HOW TO AVOID PURGATORY By Fr. Paul O’Sullivan O.P.
For those who have not read this little book and to refresh myself, I will be posting the entire book in daily doses. (To read later find in the Purgatory Category).
Chapter 5
THE THIRD MEANS: SUFFERING
The Third Means of avoiding Purgatory is very easy. It consists in making a
virtue of necessity, by bearing patiently what we cannot avoid and all the
more since suffering, borne patiently, becomes easy and light. Suffering,
if accepted with calmness and for God’s sake, loses all its sting. If
received badly, in the spirit of revolt and with repugnance, it is
intensified a hundredfold and becomes almost intolerable.
Everyone in this vale of tears has to face sorrows innumerable and infinite
in variety. Crosses light and crosses heavy are the lot of us all. Strange
as it may seem, these sorrows, which most of us would gladly dispense with,
are in truth God’s greatest graces. They are the little share He offers us
of His Passion and which He asks us to bear for love of Him and as penance
for our sins.
Borne in this spirit they will lessen considerably our time in Purgatory
and very possibly completely remove it–with this difference, that
Purgatory, even a Purgatory of 50 or 100 years, will in no wise increase
our merits in Heaven; whereas, every pain and sorrow and disappointment in
this life will lessen our suffering in Purgatory and also bring us more
happiness and glory in Heaven.
How sad it is that so many Christians, for want of thought, make their
sufferings a thousand times worse than they are and lose all the immense
merits that they could so easily gain.
RESOLUTION
Let us suffer with calmness and serenity for the love of God.
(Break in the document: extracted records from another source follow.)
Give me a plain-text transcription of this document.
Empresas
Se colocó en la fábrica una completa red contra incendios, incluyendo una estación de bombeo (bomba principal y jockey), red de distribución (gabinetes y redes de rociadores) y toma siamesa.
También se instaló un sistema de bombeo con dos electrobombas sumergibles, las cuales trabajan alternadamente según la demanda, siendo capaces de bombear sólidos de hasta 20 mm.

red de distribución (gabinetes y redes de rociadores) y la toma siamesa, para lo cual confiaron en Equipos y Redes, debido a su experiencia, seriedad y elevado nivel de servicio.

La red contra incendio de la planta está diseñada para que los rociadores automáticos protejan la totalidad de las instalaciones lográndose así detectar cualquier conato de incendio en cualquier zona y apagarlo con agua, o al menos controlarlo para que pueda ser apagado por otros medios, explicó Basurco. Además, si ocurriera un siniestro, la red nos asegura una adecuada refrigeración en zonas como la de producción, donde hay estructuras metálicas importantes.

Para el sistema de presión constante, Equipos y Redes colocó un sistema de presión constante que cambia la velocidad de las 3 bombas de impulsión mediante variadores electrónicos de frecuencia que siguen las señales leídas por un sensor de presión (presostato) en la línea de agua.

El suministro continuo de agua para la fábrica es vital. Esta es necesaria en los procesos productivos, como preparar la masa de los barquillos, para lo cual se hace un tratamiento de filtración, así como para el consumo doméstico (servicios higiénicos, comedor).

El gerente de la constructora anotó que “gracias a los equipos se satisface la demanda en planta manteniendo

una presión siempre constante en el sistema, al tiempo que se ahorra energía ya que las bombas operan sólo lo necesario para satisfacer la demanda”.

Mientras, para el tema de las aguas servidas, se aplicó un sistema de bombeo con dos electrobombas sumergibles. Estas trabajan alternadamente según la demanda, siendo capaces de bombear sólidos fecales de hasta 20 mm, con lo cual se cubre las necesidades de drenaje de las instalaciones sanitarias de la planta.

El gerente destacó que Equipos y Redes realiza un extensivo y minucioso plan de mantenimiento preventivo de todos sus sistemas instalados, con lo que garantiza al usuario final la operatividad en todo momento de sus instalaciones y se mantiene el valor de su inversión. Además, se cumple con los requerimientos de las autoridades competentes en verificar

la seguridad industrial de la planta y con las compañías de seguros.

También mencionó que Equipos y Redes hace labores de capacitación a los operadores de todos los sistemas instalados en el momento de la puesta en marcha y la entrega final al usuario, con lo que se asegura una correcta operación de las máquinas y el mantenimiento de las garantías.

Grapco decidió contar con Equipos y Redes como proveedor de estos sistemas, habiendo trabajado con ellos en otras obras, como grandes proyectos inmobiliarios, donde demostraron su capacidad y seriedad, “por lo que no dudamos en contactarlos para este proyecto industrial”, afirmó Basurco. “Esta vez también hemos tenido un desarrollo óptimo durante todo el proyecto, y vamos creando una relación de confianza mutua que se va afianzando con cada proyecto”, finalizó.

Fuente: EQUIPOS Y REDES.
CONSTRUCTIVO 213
We shall thus
save ourselves from Purgatory.
It seems it would be too easy to simply accept trials you can’t avoid anyway. However, when the come it is amazing how much of an act of will it is to make such a simple act. I often have to pray simply for the strength to accept it so as to make it a worthy offering to give back to the Savior.
LikeLike
Amen Larry! Thanks as always for the advice. At present I am undergoing a trial and struggling to accept it. Now let me pray for the strength to do so.